Theoretical study of the photochemical isomerization process of perfluoroaryltetrahedrane to perfluoroarylcyclobutadiene mediated by 9,10-dicyanoanthracene

The photoisomerization process between tetrahedrane (THD) and cyclobutadiene (CBD) has attracted tremendous attention during the past two decades due to its potential application toward designing new materials. Recently, an experimental study found that perfluoroaryl-substituted tetrahedrane could isomerize to its cyclobutadiene derivative under irradiation > 420 nm. In this paper, the detailed mechanism of this photoisomerization process will be investigated using density functional theory and time-dependent density functional theory.
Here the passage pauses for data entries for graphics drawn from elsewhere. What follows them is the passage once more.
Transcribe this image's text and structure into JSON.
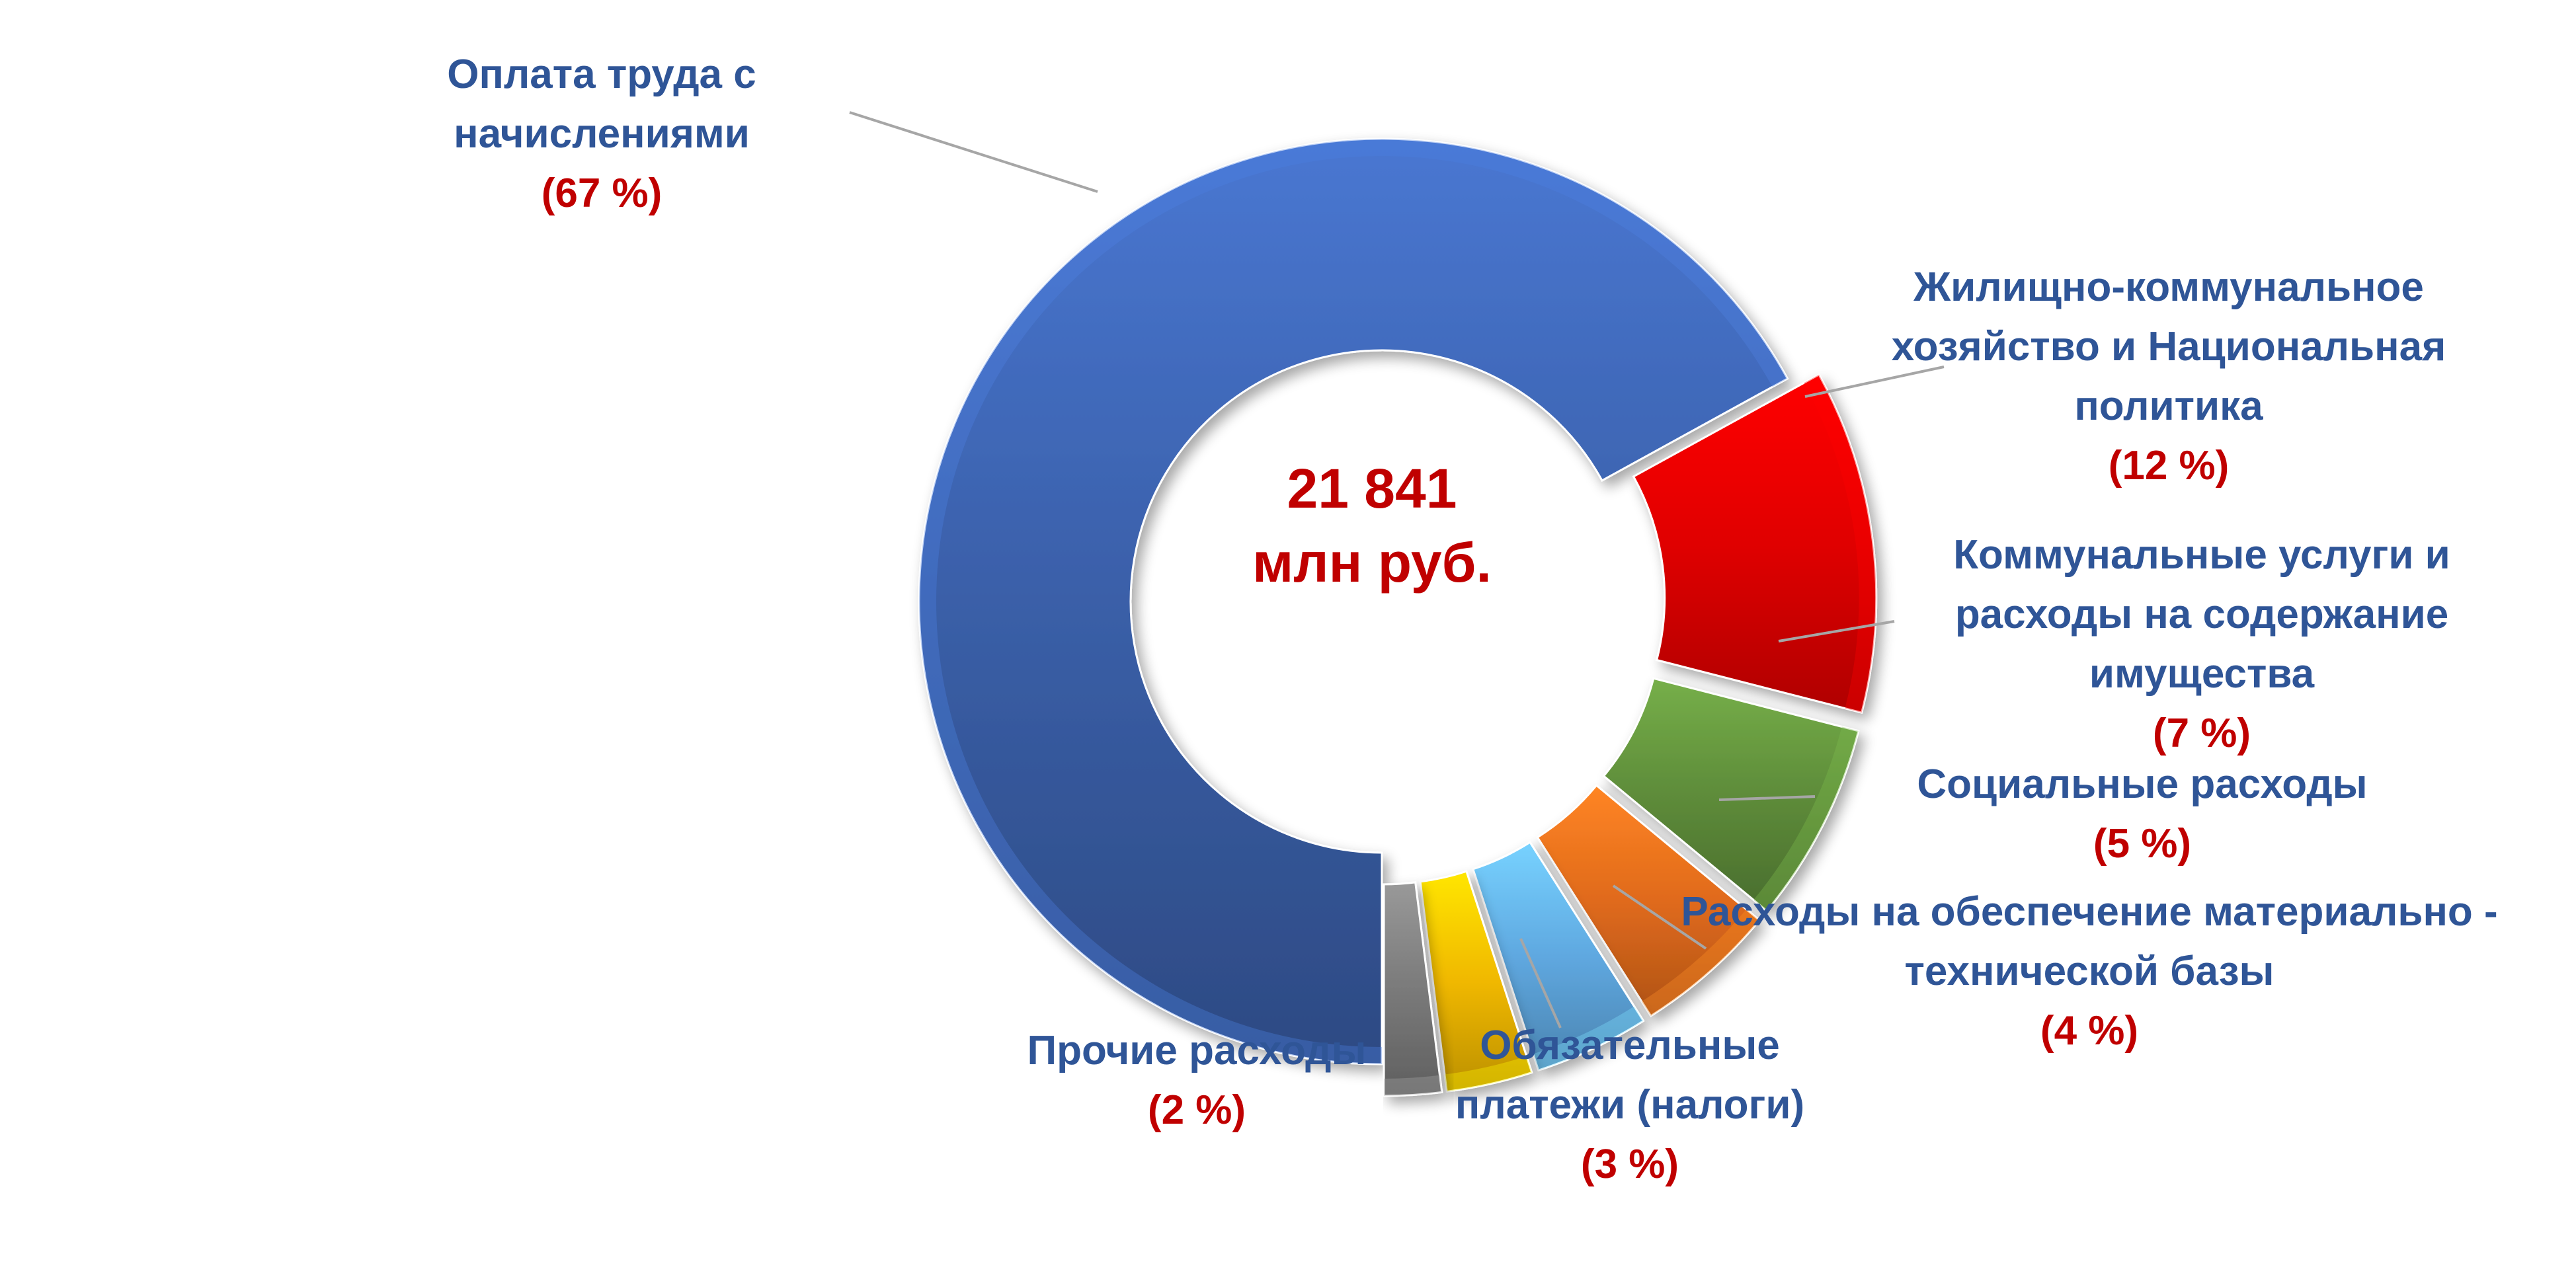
{
  "chart_data": {
    "type": "pie",
    "variant": "donut",
    "center_text": [
      "21 841",
      "млн руб."
    ],
    "total": 21841,
    "unit": "млн руб.",
    "slices": [
      {
        "name": "Оплата труда с начислениями",
        "label_lines": [
          "Оплата труда с",
          "начислениями"
        ],
        "pct_text": "(67 %)",
        "value": 67,
        "color": "#3a5fa8",
        "exploded": false
      },
      {
        "name": "Жилищно-коммунальное хозяйство и Национальная политика",
        "label_lines": [
          "Жилищно-коммунальное",
          "хозяйство и Национальная",
          "политика"
        ],
        "pct_text": "(12 %)",
        "value": 12,
        "color": "#e00000",
        "exploded": true
      },
      {
        "name": "Коммунальные услуги и расходы на содержание имущества",
        "label_lines": [
          "Коммунальные услуги и",
          "расходы на содержание",
          "имущества"
        ],
        "pct_text": "(7 %)",
        "value": 7,
        "color": "#5e8c3a",
        "exploded": true
      },
      {
        "name": "Социальные расходы",
        "label_lines": [
          "Социальные расходы"
        ],
        "pct_text": "(5 %)",
        "value": 5,
        "color": "#e06a1c",
        "exploded": true
      },
      {
        "name": "Расходы на обеспечение материально - технической базы",
        "label_lines": [
          "Расходы на обеспечение материально -",
          "технической базы"
        ],
        "pct_text": "(4 %)",
        "value": 4,
        "color": "#5fa8e0",
        "exploded": true
      },
      {
        "name": "Обязательные платежи (налоги)",
        "label_lines": [
          "Обязательные",
          "платежи (налоги)"
        ],
        "pct_text": "(3 %)",
        "value": 3,
        "color": "#f0b800",
        "exploded": true
      },
      {
        "name": "Прочие расходы",
        "label_lines": [
          "Прочие расходы"
        ],
        "pct_text": "(2 %)",
        "value": 2,
        "color": "#7a7a7a",
        "exploded": true
      }
    ],
    "legend": "none"
  }
}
These results suggest that the chromophore 9,10-dicyanoanthracene is first activated under light irradiation, and then, electron transfer occurs from perfluoroaryltetrahedrane to the chromophore to form its cation derivative. The electron transfer process has been theoretically confirmed by the location of the crossing point between two excited states of the perfluoroaryltetrahedrane and 9,10-dicyanoanthracene complex in which the higher excited state can be denoted as the local excitation of 9,10-dicyanoanthracene and the lower excited state is characterized as the charge transfer state. After that, the cation of perfluoroaryltetrahedrane can easily isomerize to the perfluoroarylcyclobutadiene cation with a barrier of 6.2 kcal/mol. After isomerization, the electron could transfer back from perfluoroarylcyclobutadiene to 9,10-dicyanoanthracene, and thus, 9,10-dicyanoanthracene can be considered as the photocatalyst of the isomerization process. The studied mechanism in this work could be helpful to reveal the nature of the isomerization process between THD and CBD and instructive for the design of new light control materials.